I am very lucky to have had the chance today to meet and interact with a few of these prospies at the Rockefeller Center’s open house. I came away with the strong impression that come September, Dartmouth will have an intelligent, worldly and attractive Worst Class Ever.

Last evening at 10:00 pm in Alumni Hall was this year’s “Dimensions Show,” the musical spectacle/burlesque/tomfoolery/farce/propaganda piece that forms the centerpiece of Hard Sell Weekend each year. As that genre goes, it was pretty impressive. (But not as impressive as “H-Croo Show” during DOC Trips.)

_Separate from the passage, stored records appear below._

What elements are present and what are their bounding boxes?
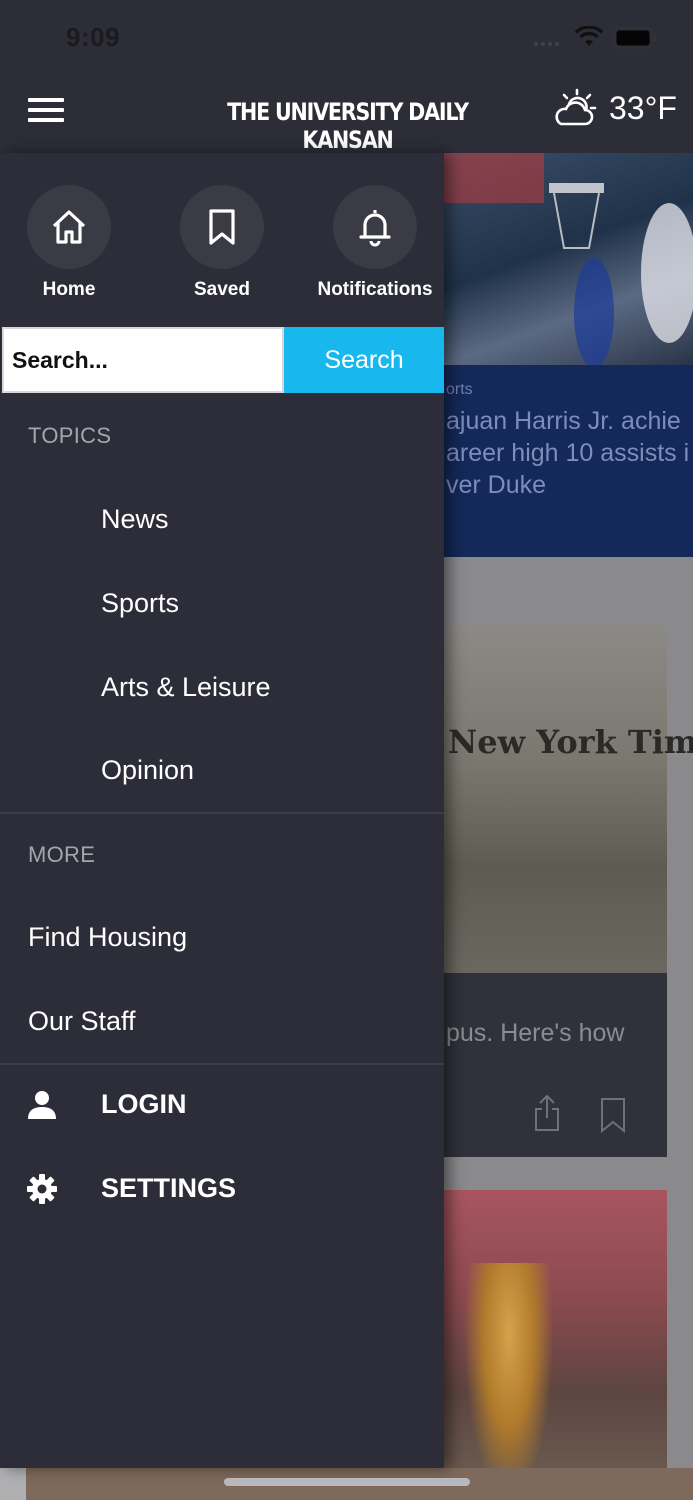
hamburger-menu-icon[interactable] xyxy=(28,98,64,122)
home-button[interactable] xyxy=(27,185,111,269)
bookmark-icon[interactable] xyxy=(600,1097,626,1133)
person-icon xyxy=(28,1091,56,1119)
home-label[interactable]: Home xyxy=(27,279,111,301)
status-time: 9:09 xyxy=(66,22,121,52)
hero-category: orts xyxy=(446,381,473,398)
side-drawer: Home Saved Notifications Search TOPICS N… xyxy=(0,153,444,1468)
notifications-button[interactable] xyxy=(333,185,417,269)
firefighter-figure xyxy=(464,1263,554,1500)
saved-button[interactable] xyxy=(180,185,264,269)
divider xyxy=(0,1063,444,1065)
basketball-scene xyxy=(444,153,693,368)
login-button[interactable]: LOGIN xyxy=(101,1089,187,1120)
top-bar: 9:09 THE UNIVERSITY DAILY KANSAN 33°F xyxy=(0,0,693,154)
hero-headline[interactable]: ajuan Harris Jr. achie areer high 10 ass… xyxy=(446,405,693,501)
hero-image[interactable] xyxy=(444,153,693,368)
share-icon[interactable] xyxy=(534,1094,560,1132)
bookmark-icon xyxy=(209,209,235,245)
masthead-text: New York Times xyxy=(448,723,693,761)
home-icon xyxy=(52,210,86,244)
weather-widget[interactable]: 33°F xyxy=(551,88,677,128)
gear-icon xyxy=(27,1174,57,1204)
topic-news[interactable]: News xyxy=(101,504,169,535)
notifications-label[interactable]: Notifications xyxy=(305,279,445,301)
more-heading: MORE xyxy=(28,842,96,867)
partly-cloudy-icon xyxy=(555,88,597,126)
article-feed: orts ajuan Harris Jr. achie areer high 1… xyxy=(444,153,693,1500)
topic-opinion[interactable]: Opinion xyxy=(101,755,194,786)
cell-signal-icon xyxy=(534,42,559,46)
wifi-icon xyxy=(574,26,604,46)
saved-label[interactable]: Saved xyxy=(180,279,264,301)
search-button[interactable]: Search xyxy=(284,327,444,393)
find-housing-link[interactable]: Find Housing xyxy=(28,922,187,953)
home-indicator[interactable] xyxy=(224,1478,470,1486)
topic-arts-leisure[interactable]: Arts & Leisure xyxy=(101,672,271,703)
topics-heading: TOPICS xyxy=(28,423,112,448)
search-input[interactable] xyxy=(2,327,284,393)
divider xyxy=(0,812,444,814)
topic-sports[interactable]: Sports xyxy=(101,588,179,619)
settings-button[interactable]: SETTINGS xyxy=(101,1173,236,1204)
bell-icon xyxy=(359,210,391,247)
our-staff-link[interactable]: Our Staff xyxy=(28,1006,136,1037)
bottom-strip-edge xyxy=(0,1468,26,1500)
battery-icon xyxy=(613,27,656,49)
article-snippet: pus. Here's how xyxy=(446,1019,625,1047)
app-title[interactable]: THE UNIVERSITY DAILY KANSAN xyxy=(195,98,500,154)
temperature: 33°F xyxy=(609,89,677,126)
article-image[interactable] xyxy=(444,623,667,973)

The prospies were herded en masse into Alumni Hall to sit Indian-style on the floor—and that room is nowhere near big enough for 600 people—to hear what they were told would be a talk by Dean of the College Thomas Crady on the merits of Dartmouth. Dean Crady did indeed take the improvised stage and begin a fake lecture on “Dartmouth’s administration.” (That he used that phrase was ironically funny, because not only is that the most boring topic about Dartmouth he could possibly have chosen, but it is also the one that presents the College in the very worst possible light.)

Seconds later, one of the student actors walked on stage, confiscated Dean Crady’s microphone, and escorted him off. Then the real show began.

(Incidentally, when I attended Dimensions in April 2006, it was then-Dean of Admissions Karl Furstenberg who gave the boring faux-intro. I had thus expected current Dean of Admissions Maria Laskaris to be the one to do it. Dean Crady has been getting around these days, hasn’t he?)

To be precise, I didn’t attend the show itself. It required a ticket, available to prospies only. (As I said, that room is way to small for the prospies alone.) I tried to crash the party, but the actors were checking tickets pretty carefully, and I didn’t have the emotional energy to argue my way in. (And they had had the sense to lock the exterior doors to Alumni Hall.) I’m not cool enough for that. Wait, no—I’m too cool.

I watched the show from Dartmouth Hall room 105, where it was live-streamed to a large screen for the exclusive viewing of too-cool current students just like me.